We enter the dating world armed with preferences, those quiet inclinations that draw us toward certain kinds of people. There’s a natural human tendency to seek familiarity or shared values. But somewhere along the line, a shadow can creep in, twisting healthy attraction into something more rigid and ultimately dehumanizing. This often manifests in two seemingly opposite, yet intimately connected, behaviors: the fetishizing of specific women and the systematic avoidance of others. Both are sides of the same coin, a coin that pays out in fantasy and pays for with genuine connection.
Fetishizing in dating is not merely a strong preference. It is the reduction of a whole person to a single attribute—her race, her profession, her body type, a perceived personality trait. It is the belief that this attribute contains her entire essence and purpose in relation to you. She becomes not a complex individual, but an “Asian woman,” a “nurse,” a “manic pixie dream girl,” a “trophy.” The pursuit is not for her, but for the idea of her, a curated fantasy that promises to fulfill a specific need or narrative in your own life. The humanity of the person wearing the label becomes secondary to the excitement of the label itself. Conversations become confirmations of the fantasy, and any deviation from the script causes friction. The relationship exists on a surface, satisfying a craving but starving the soul of both people involved.
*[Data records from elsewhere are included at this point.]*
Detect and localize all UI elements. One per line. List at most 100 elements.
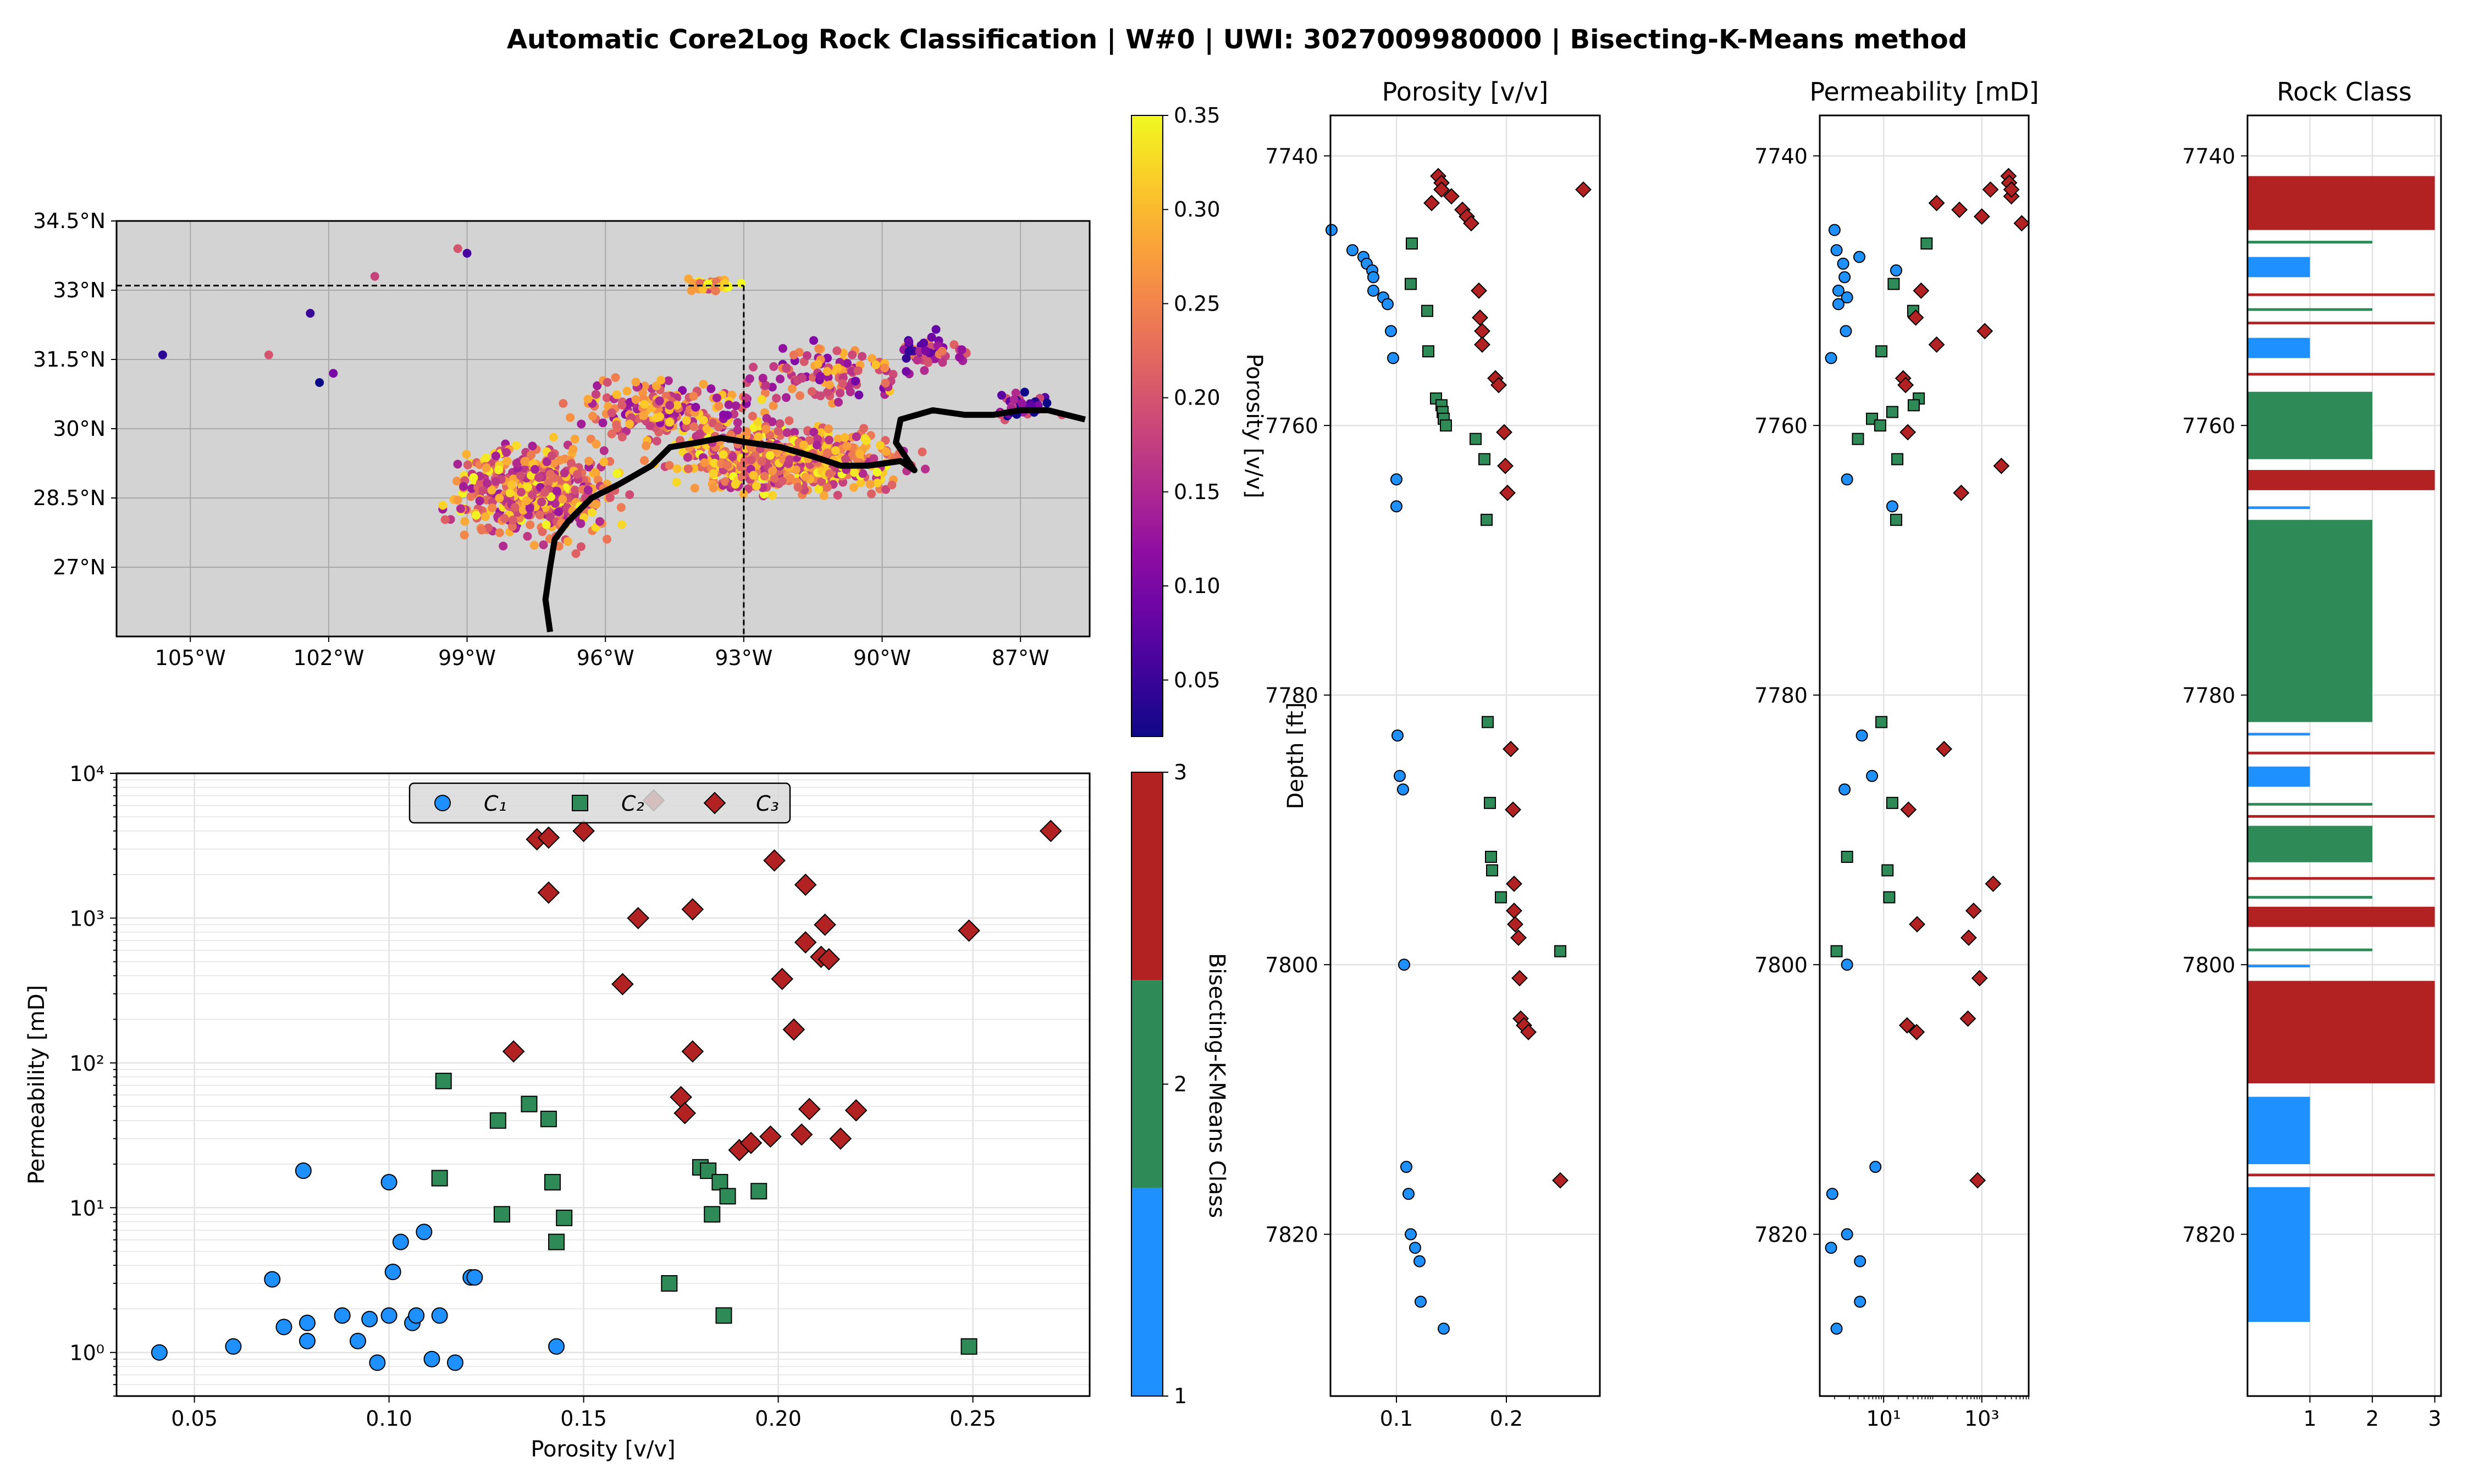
map-well-point	[598, 418, 608, 428]
map-well-point	[869, 454, 879, 463]
map-well-point	[937, 346, 947, 356]
perm-track-point	[1841, 473, 1853, 486]
map-well-point	[938, 358, 947, 367]
track-depth-label: Depth [ft]	[1283, 702, 1308, 810]
map-well-point	[913, 356, 922, 365]
rock-class-bar	[2247, 802, 2373, 806]
rock-class-bar	[2247, 1173, 2435, 1177]
rock-class-bar	[2247, 257, 2310, 278]
crossplot-point	[661, 1275, 678, 1292]
crossplot-point	[446, 1354, 463, 1371]
map-well-point	[814, 344, 824, 353]
perm-track-point	[1838, 271, 1851, 284]
crossplot-point	[782, 1018, 805, 1041]
map-well-point	[481, 512, 490, 522]
crossplot-xtick-label: 0.25	[949, 1407, 996, 1431]
rock-class-bars	[2247, 176, 2435, 1322]
map-well-point	[545, 512, 555, 522]
perm-track-point	[1971, 970, 1988, 987]
porosity-track-point	[1485, 850, 1497, 863]
map-well-point	[639, 411, 648, 420]
map-well-point	[719, 450, 728, 459]
map-well-point	[682, 416, 691, 425]
map-well-point	[545, 469, 555, 479]
crossplot-xlabel: Porosity [v/v]	[531, 1437, 675, 1462]
legend-marker-c1	[434, 795, 451, 811]
map-well-point	[918, 447, 927, 457]
crossplot-point	[423, 1350, 440, 1367]
crossplot-xtick-label: 0.05	[171, 1407, 218, 1431]
porosity-track-point	[1326, 224, 1338, 236]
map-well-point	[813, 359, 822, 369]
perm-track-point	[1928, 195, 1945, 212]
map-well-point	[711, 286, 720, 296]
crossplot-point	[361, 1310, 378, 1327]
map-well-point	[710, 458, 719, 468]
porosity-track-point	[1433, 181, 1450, 198]
track-xtick-label: 0.2	[1490, 1407, 1523, 1431]
map-well-point	[1042, 398, 1052, 408]
map-well-point	[605, 493, 615, 502]
map-well-point	[722, 461, 732, 470]
map-well-point	[834, 397, 843, 407]
crossplot-point	[151, 1344, 168, 1361]
porosity-track: 7740 7760 7780 7800 7820 0.1 0.2 Porosity [v/v]…	[1265, 77, 1601, 1431]
track-xtick-label: 10¹	[1866, 1407, 1901, 1431]
map-well-point	[571, 485, 580, 495]
map-well-point	[576, 519, 586, 528]
crossplot-point	[548, 1338, 565, 1355]
map-well-point	[790, 428, 799, 437]
map-well-point	[902, 367, 911, 376]
porosity-track-point	[1463, 215, 1479, 232]
porosity-track-point	[1402, 1188, 1415, 1200]
map-well-point	[523, 482, 532, 491]
map-well-point	[720, 279, 729, 288]
rock-class-bar	[2247, 241, 2373, 243]
map-well-point	[645, 421, 655, 430]
map-well-point	[563, 537, 572, 546]
crossplot-point	[295, 1162, 312, 1180]
map-well-point	[502, 448, 511, 457]
porosity-track-point	[1552, 1172, 1569, 1189]
map-well-point	[462, 248, 472, 258]
colorbar-tick-label: 1	[1174, 1384, 1187, 1408]
crossplot-point	[416, 1223, 433, 1241]
porosity-track-series-3	[1423, 168, 1592, 1189]
map-well-point	[728, 452, 737, 461]
porosity-track-point	[1511, 970, 1528, 987]
track-background	[1330, 115, 1600, 1396]
porosity-track-point	[1478, 453, 1490, 466]
crossplot-point	[299, 1314, 316, 1331]
coastline	[542, 407, 1086, 633]
perm-track-point	[1832, 284, 1845, 297]
perm-track-point	[1875, 345, 1888, 358]
map-well-point	[587, 508, 597, 517]
crossplot-point	[466, 1269, 483, 1286]
crossplot-frame	[115, 772, 1091, 1397]
map-well-point	[833, 363, 843, 373]
perm-track-point	[1886, 500, 1898, 513]
map-well-point	[482, 453, 491, 462]
colorbar-tick-label: 0.15	[1174, 480, 1221, 504]
perm-track-point	[1985, 876, 2002, 892]
map-well-point	[817, 477, 826, 486]
map-well-point	[778, 344, 787, 353]
map-well-point	[802, 351, 811, 360]
map-well-point	[655, 396, 664, 406]
map-well-point	[876, 441, 885, 450]
map-well-point	[523, 531, 532, 541]
rock-class-bar	[2247, 337, 2310, 358]
rock-class-bar	[2247, 981, 2435, 1083]
perm-track-point	[1890, 513, 1902, 526]
map-well-point	[867, 489, 876, 499]
map-well-point	[566, 413, 575, 422]
rock-class-bar	[2247, 906, 2435, 927]
perm-track-point	[1874, 419, 1886, 432]
track-frame	[1329, 114, 1601, 1397]
map-well-point	[560, 468, 569, 478]
map-well-point	[590, 468, 600, 477]
perm-track-point	[1953, 484, 1970, 501]
track-title: Porosity [v/v]	[1382, 77, 1549, 107]
map-well-point	[488, 503, 497, 512]
map-well-point	[921, 346, 930, 356]
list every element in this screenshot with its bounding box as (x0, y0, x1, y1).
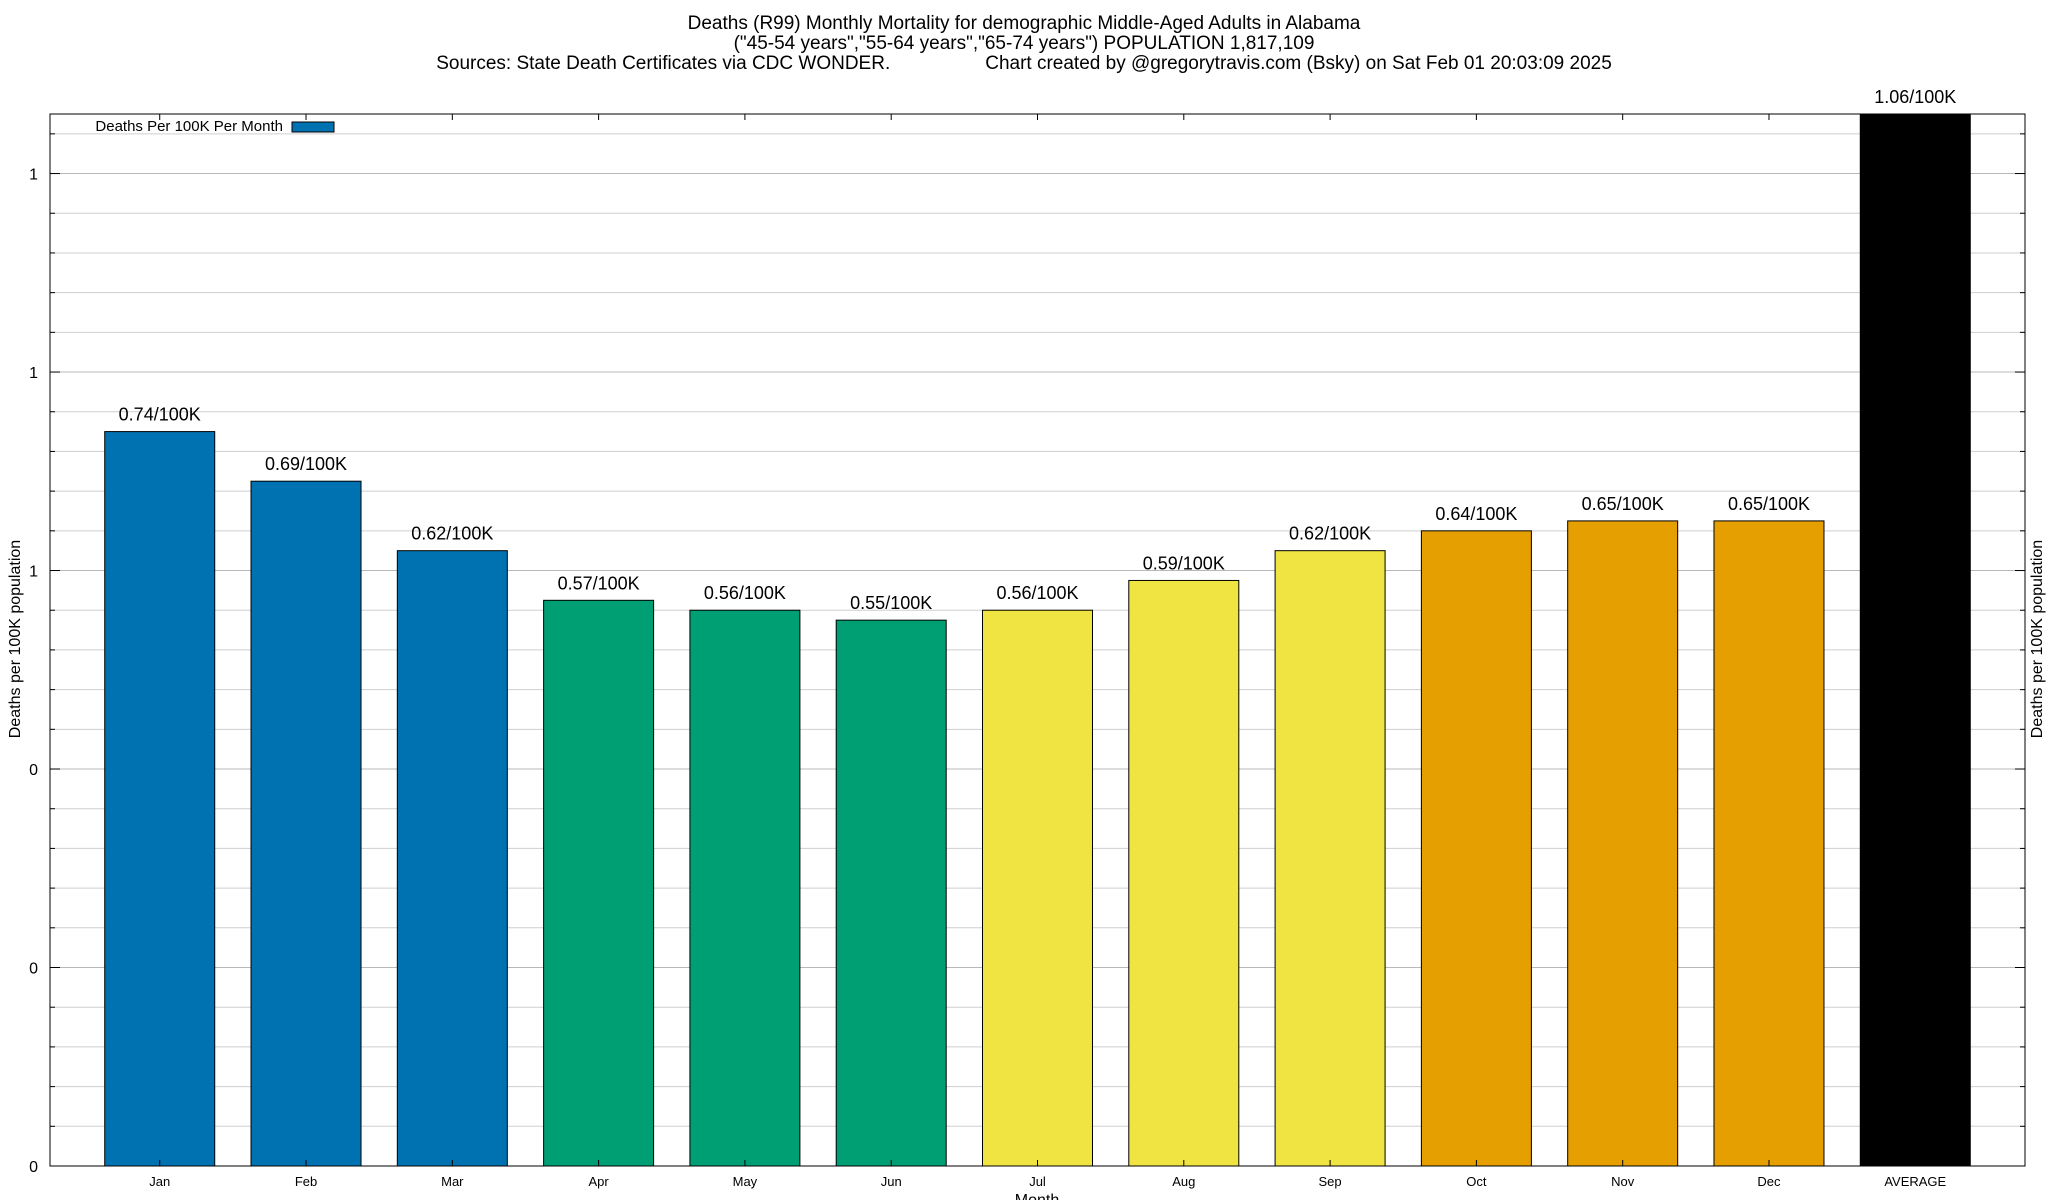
bar-dec (1713, 520, 1825, 1167)
chart-sources-line: Sources: State Death Certificates via CD… (0, 54, 2048, 74)
bar-jun (835, 619, 947, 1167)
x-tick-label: Nov (1611, 1174, 1635, 1189)
x-tick-label: Jul (1029, 1174, 1046, 1189)
x-tick-label: Sep (1319, 1174, 1342, 1189)
bar-average (1859, 113, 1971, 1167)
plot-frame (49, 113, 2026, 1167)
bar-jul (982, 609, 1093, 1167)
x-tick-label: May (733, 1174, 758, 1189)
x-tick-label: Apr (588, 1174, 609, 1189)
bar-value-label: 0.65/100K (1728, 494, 1810, 514)
x-tick-label: Jun (881, 1174, 902, 1189)
y-tick-label: 0 (29, 1159, 38, 1176)
chart-subtitle: ("45-54 years","55-64 years","65-74 year… (733, 33, 1315, 54)
legend: Deaths Per 100K Per Month (95, 118, 335, 135)
x-tick-label: AVERAGE (1884, 1174, 1946, 1189)
legend-swatch (291, 121, 335, 133)
bar-value-label: 0.56/100K (996, 583, 1078, 603)
bar-value-label: 0.56/100K (704, 583, 786, 603)
bar-value-label: 0.62/100K (411, 524, 493, 544)
y-axis-label-right: Deaths per 100K population (2029, 539, 2046, 739)
x-tick-label: Mar (441, 1174, 464, 1189)
y-tick-label: 0 (29, 762, 38, 779)
y-axis-label-left: Deaths per 100K population (7, 539, 24, 739)
y-tick-label: 1 (29, 564, 38, 581)
bar-value-label: 0.59/100K (1143, 553, 1225, 573)
bar-value-label: 0.62/100K (1289, 524, 1371, 544)
x-tick-label: Oct (1466, 1174, 1487, 1189)
chart-title: Deaths (R99) Monthly Mortality for demog… (687, 13, 1361, 34)
x-axis-label: Month (1015, 1192, 1059, 1200)
bar-jan (104, 431, 216, 1167)
chart-credit: Chart created by @gregorytravis.com (Bsk… (985, 53, 1612, 74)
x-tick-label: Dec (1757, 1174, 1781, 1189)
legend-label: Deaths Per 100K Per Month (95, 118, 283, 135)
bar-mar (396, 550, 508, 1167)
bar-apr (543, 599, 655, 1167)
bar-value-label: 0.74/100K (119, 405, 201, 425)
x-tick-label: Aug (1172, 1174, 1195, 1189)
chart-sources: Sources: State Death Certificates via CD… (436, 53, 891, 74)
chart-title-block: Deaths (R99) Monthly Mortality for demog… (0, 14, 2048, 74)
y-tick-label: 1 (29, 365, 38, 382)
y-tick-label: 1 (29, 167, 38, 184)
bar-value-label: 0.55/100K (850, 593, 932, 613)
bar-may (689, 609, 801, 1167)
bar-nov (1567, 520, 1679, 1167)
y-tick-label: 0 (29, 961, 38, 978)
bar-feb (250, 480, 362, 1167)
bar-value-label: 0.65/100K (1582, 494, 1664, 514)
bar-oct (1420, 530, 1532, 1167)
bar-value-label: 1.06/100K (1874, 87, 1956, 107)
bar-value-label: 0.69/100K (265, 454, 347, 474)
bar-value-label: 0.57/100K (558, 573, 640, 593)
bar-value-label: 0.64/100K (1435, 504, 1517, 524)
x-tick-label: Feb (295, 1174, 317, 1189)
bars: 0.74/100K 0.69/100K 0.62/100K 0.57/100K 0.56… (104, 87, 1971, 1167)
bar-aug (1128, 579, 1240, 1167)
ticks: 0 0 0 1 1 1 Jan Feb Mar Apr May Jun Jul Aug Sep Oct Nov D… (29, 114, 2025, 1189)
bar-sep (1274, 550, 1386, 1167)
x-tick-label: Jan (149, 1174, 170, 1189)
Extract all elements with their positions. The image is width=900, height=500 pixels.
If fetishizing is an obsessive pull toward a caricature, avoidance is its repulsive counterpart. It is the wholesale dismissal of an entire category of women based on that same reductionist logic. Perhaps you’ve heard it, or even thought it: “I never date artists,” or “I could never be with someone from that background,” or “Women with strong opinions are too much work.” Avoidance builds walls where bridges could be. It often stems from a single negative experience, a stereotype absorbed from media, or an unexamined insecurity projected outward. By avoiding a “type,” you create a false sense of safety and control, a streamlined dating pool that feels manageable. But in this management, you rob yourself of profound and surprising connections. You judge a book by its cover, and in doing so, never discover the story inside.
What makes these patterns so corrosive is that they both refuse to see the person in front of you. Whether you are placing someone on a pedestal built from your fantasies or excluding her from consideration based on your fears, you are engaging with a fiction, not a flesh-and-blood human. The fetishizer sees only the attribute he desires; the avoider sees only the attribute he fears. Neither sees the full constellation of experiences, dreams, contradictions, and strengths that make a person who they are. This is the great tragedy—it shortcuts the very discovery that makes dating meaningful.
Moving beyond these patterns requires a conscious return to curiosity. It asks us to interrogate our own “types” and “never-agains.” Where did that preference truly come from? Does it hold space for exception, for individuality? It requires us to approach each new person as a universe unto herself, not a checkbox on a list or a walking stereotype. It means listening to her story, not just hearing what confirms your preconceptions.
True connection is found in the specific, not the categorical. It flourishes in the nuanced space between your expectations and her reality. It’s found in the lawyer who is also a poet, the single mother who is also an adventurer, the quiet woman who holds revolutionary ideas. When we let go of the need to fetishize or avoid, we open ourselves to the messy, unpredictable, and breathtaking possibility of being surprised by someone. We open ourselves to the chance of being seen, truly seen, in return. And that is a story worth writing together, one honest conversation at a time.